I have a simple pipeline which just concatenates and does multiQC:

workflow CHAMPLAIN {

    take:
    ch_samplesheet // channel: samplesheet read in from --input

    main:

    ch_versions = Channel.empty()
    ch_multiqc_files = Channel.empty()

    ch_samplesheet
    .map { sample_ID,fastqList ->
        def files = fastqList[0].split(',')
        [sample_ID, tuple(files)]
    }
    .set{ch_samples}

    CAT_FASTQ (ch_samples)

    FASTQC (CAT_FASTQ.out.reads)

    ch_multiqc_files = ch_multiqc_files.mix(FASTQC.out.zip.collect{it[1]})
    ch_versions = ch_versions.mix(FASTQC.out.versions.first())
   etc etc

But I don’t think it’s parallelizing correctly, attached is the pipeline_info file (it’s still running so I am attaching the .txt file, some thing were cached), but the point is that the execution seems to be sequential
execution_trace_2024-08-08_10-01-07.txt (9.9 KB)

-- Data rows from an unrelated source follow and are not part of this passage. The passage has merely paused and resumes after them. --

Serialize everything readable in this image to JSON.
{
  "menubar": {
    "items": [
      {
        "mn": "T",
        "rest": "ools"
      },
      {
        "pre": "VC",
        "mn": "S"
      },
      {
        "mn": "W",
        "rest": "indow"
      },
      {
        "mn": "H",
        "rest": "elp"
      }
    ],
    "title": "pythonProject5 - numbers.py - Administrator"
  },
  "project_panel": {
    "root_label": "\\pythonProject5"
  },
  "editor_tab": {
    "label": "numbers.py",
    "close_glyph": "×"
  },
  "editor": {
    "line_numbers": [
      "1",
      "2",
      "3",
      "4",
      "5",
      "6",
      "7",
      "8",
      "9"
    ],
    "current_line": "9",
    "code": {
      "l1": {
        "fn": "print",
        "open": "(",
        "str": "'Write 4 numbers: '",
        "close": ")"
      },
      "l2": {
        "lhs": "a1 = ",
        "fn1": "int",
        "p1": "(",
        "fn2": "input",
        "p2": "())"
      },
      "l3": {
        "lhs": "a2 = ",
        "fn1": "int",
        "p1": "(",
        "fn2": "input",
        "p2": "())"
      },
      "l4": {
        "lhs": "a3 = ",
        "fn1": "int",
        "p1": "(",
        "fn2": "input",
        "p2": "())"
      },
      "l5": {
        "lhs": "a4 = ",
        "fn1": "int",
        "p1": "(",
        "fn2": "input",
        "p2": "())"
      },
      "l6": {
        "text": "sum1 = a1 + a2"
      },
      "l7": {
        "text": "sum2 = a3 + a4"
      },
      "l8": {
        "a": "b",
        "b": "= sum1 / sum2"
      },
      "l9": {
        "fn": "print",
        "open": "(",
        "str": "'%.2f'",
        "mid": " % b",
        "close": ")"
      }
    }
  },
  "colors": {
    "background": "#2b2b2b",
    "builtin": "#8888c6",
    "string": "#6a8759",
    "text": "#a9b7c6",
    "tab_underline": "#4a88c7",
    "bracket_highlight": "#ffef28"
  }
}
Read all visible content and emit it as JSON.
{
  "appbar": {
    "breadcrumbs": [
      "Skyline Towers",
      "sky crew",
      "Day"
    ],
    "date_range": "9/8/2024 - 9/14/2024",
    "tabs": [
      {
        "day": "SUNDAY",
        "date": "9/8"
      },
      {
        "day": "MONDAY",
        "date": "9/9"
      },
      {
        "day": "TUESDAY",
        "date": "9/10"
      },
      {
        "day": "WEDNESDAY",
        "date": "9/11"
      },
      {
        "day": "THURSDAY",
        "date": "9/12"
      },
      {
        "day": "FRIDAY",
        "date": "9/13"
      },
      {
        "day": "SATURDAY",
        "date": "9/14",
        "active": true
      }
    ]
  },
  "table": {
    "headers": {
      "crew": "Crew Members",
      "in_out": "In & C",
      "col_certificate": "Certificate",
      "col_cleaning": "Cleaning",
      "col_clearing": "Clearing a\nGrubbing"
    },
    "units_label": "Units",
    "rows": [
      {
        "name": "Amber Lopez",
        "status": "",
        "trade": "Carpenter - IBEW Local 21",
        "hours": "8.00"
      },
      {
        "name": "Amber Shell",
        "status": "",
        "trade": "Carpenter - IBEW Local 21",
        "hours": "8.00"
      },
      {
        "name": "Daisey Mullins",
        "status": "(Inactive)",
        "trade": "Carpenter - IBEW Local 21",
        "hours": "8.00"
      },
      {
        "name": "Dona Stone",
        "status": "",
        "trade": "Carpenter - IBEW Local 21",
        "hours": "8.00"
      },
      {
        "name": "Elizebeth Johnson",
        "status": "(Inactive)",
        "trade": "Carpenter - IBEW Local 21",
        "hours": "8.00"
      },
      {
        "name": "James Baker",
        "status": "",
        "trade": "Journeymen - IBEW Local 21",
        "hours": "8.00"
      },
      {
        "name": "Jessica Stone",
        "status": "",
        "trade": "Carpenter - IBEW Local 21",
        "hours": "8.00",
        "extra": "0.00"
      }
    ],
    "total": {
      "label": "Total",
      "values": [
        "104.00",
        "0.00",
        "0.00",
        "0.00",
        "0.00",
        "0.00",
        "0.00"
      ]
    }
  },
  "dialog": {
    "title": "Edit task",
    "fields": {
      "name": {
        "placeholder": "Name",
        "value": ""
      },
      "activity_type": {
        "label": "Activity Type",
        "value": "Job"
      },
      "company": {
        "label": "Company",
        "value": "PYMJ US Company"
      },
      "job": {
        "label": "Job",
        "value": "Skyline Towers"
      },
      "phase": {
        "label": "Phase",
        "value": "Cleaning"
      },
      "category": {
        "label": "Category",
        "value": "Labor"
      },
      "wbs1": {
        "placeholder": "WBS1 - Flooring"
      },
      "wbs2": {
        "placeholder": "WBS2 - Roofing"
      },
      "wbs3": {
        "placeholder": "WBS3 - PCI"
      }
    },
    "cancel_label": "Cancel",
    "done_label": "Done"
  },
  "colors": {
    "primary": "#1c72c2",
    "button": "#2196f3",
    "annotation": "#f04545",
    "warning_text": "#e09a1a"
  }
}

It’s two steps, CONCATENATION and then FASTQC, It seems that it’s running everything sequentially.

The slurm parameters I have as:

#!/bin/bash                                                                                         
#SBATCH --partition=short                                                                           
#SBATCH --nodes=1                                                                                   
#SBATCH --cpus-per-task=32                                                                          
#SBATCH --mem=64G                                                                                   
#SBATCH --time=3:00:00

any suggestions?

Well, what are your resource allocations for these processes? If they use anywhere close to 32GB of memory or 16 CPUs (the runner process will also use part of your total allocation), only one task will be able to run at the same time. Why don’t you use the slurm executor?

Thank you!! And this was the issue, very basic indeed. I had no idea that the slurm executor existed so will use that.

1 Like